Like other great, extremely creative artists who have been called on by her personal depth, Maria Brück confronted herself over and over again over the decades during her artistic work, which her numerous self-portraits give expression to. However, she rarely dares to use plastic, figurative representations such as B. the completely related clay figure ´The meditator`. While she herself increasingly deals with graphology and astrology, she recognizes herself as a Libra type with a high level of ability and a vocation for art and communication, which is reflected very clearly and repeatedly in picture headings such as 'Encounter' and 'Synthesis'. Last but not least, also with the tendency to transcendence, such as with the artistic view into “space” and “in the force field of light”.

She increasingly understands her very long life as “multi-layered being” and humans in general “as multi-layered being” when she finally published a complete catalog of her life's work under this title in 2006.

Selection of some individual exhibitions

  • Haigerloch: Gallery "The Black Staircase", 4. – 30. October 1974
  • Joué les Tours (France) athaus, together with the artists' guild Hechingen, 1973, 1975, 1980
  • Hechingen: Town Hall, 2.03-23 March 1980
  • Bernhausen-Stuttgart: Small Art Cabinet, together with Gisela Krayer, 2. – 30. November 1983
  • Sigmaringen: Round Tower, January 1984
  • Kirchheim / Teck: Kornhaussaal, together with Paul Kälberer, 14.2.-11. March 1984
  • Munich: House International, September 1984
  • Aachen, April 1985
  • Hechingen: Weißes Häusle, September 14, 1985 - October 6, 1985
  • Paris: Palais de Congrès, 1985
  • Burladingen: Rathaus, together with Berte Koehle, June 1987
  • Herrenberg: Galerie der Stadt Herrenberg, May 6-25, 2001
  • Hechingen: Villa Eugenia, "Man - the complex being", February 1, 2007 - May 30, 2007.
  • Balingen: District Hospital, 4.03.-30. May 2007
  • Hechingen: Hohenzollerisches Landesmuseum , anniversary exhibition for the 100th birthday, July 24th-6th October 2013

Individual evidence

  1. Despite everything, I persevered. A look at an eventful life: On the 100th birthday of the Hechingen artist Maria Brück.

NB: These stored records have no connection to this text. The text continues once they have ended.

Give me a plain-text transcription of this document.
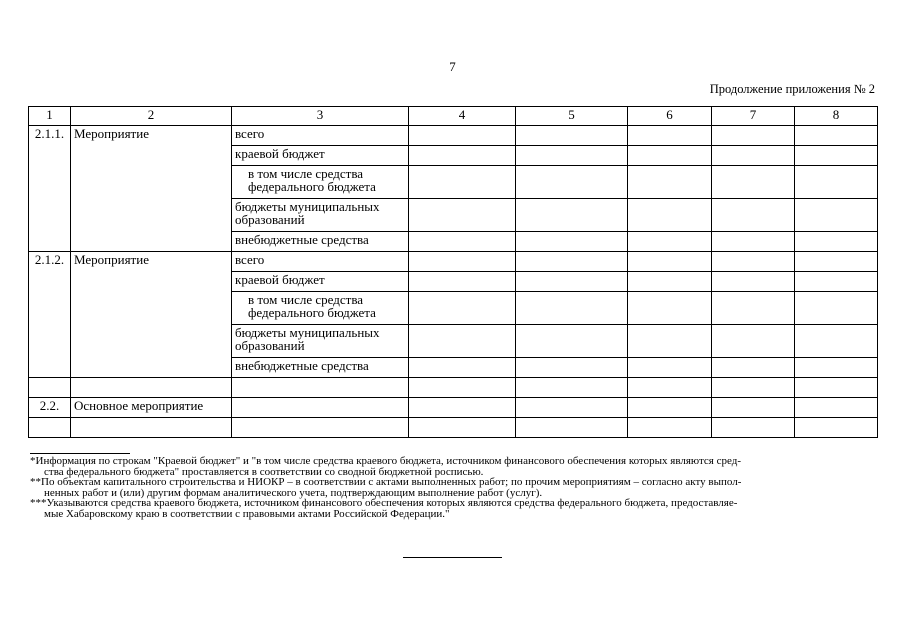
7
Продолжение приложения № 2
1	2	3	4	5	6	7	8
2.1.1.	Мероприятие	всего					
		краевой бюджет					
		в том числе средства федерального бюджета					
		бюджеты муниципальных образований					
		внебюджетные средства					
2.1.2.	Мероприятие	всего					
		краевой бюджет					
		в том числе средства федерального бюджета					
		бюджеты муниципальных образований					
		внебюджетные средства					

2.2.	Основное мероприятие						

*Информация по строкам "Краевой бюджет" и "в том числе средства краевого бюджета, источником финансового обеспечения которых являются сред-
ства федерального бюджета" проставляется в соответствии со сводной бюджетной росписью.
**По объектам капитального строительства и НИОКР – в соответствии с актами выполненных работ; по прочим мероприятиям – согласно акту выпол-
ненных работ и (или) другим формам аналитического учета, подтверждающим выполнение работ (услуг).
***Указываются средства краевого бюджета, источником финансового обеспечения которых являются средства федерального бюджета, предоставляе-
мые Хабаровскому краю в соответствии с правовыми актами Российской Федерации."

In: Hohenzollerische Zeitung, Hechingen, September 28, 2013.
  2. ↑ Your own life is the basis for art. Maria Brück tells about her time in the amber school. Interview with Darijana Hahn, in: Schwarzwälder Bote, Hechingen, August 5, 1999.
  3. (cf. Rudolf Greiner, in: Maria Brück, Drawing and Painting Works, 1950-1979, n.d., p. 21)
  4. "You always have to work on yourself if you want to be an artist". Maria Brück on the beginnings and development of the Hechingen artists' guild. In. Hohenzollerische Zeitung, Hechingen, March 4, 1991
  5. Antonia Lezerkoss: A "picture-filled" life. Maria Brück will be 95 and will get an exhibition on Sunday. In the Hohenzollerische Zeitung, Hechingen, September 27, 2008.
  6. Every picture becomes a harmonious composition. Maria Brück answers questions from those interested in art in the White House. In: Hohenzollerische Zeitung, Hechingen, June 22, 2002
  7. images of the same name are created full of deep light. In: Hohenzollerische Zeitung, March 3, 1980
  8. Maria Brück: Man - the complex being. Visual works by Maria Brück with reports from the press. Hechingen, self-published, 2006.
  9. ^ Maria Brück - anniversary exhibition for the 100th birthday hzl-museum.de, accessed on May 21, 2014.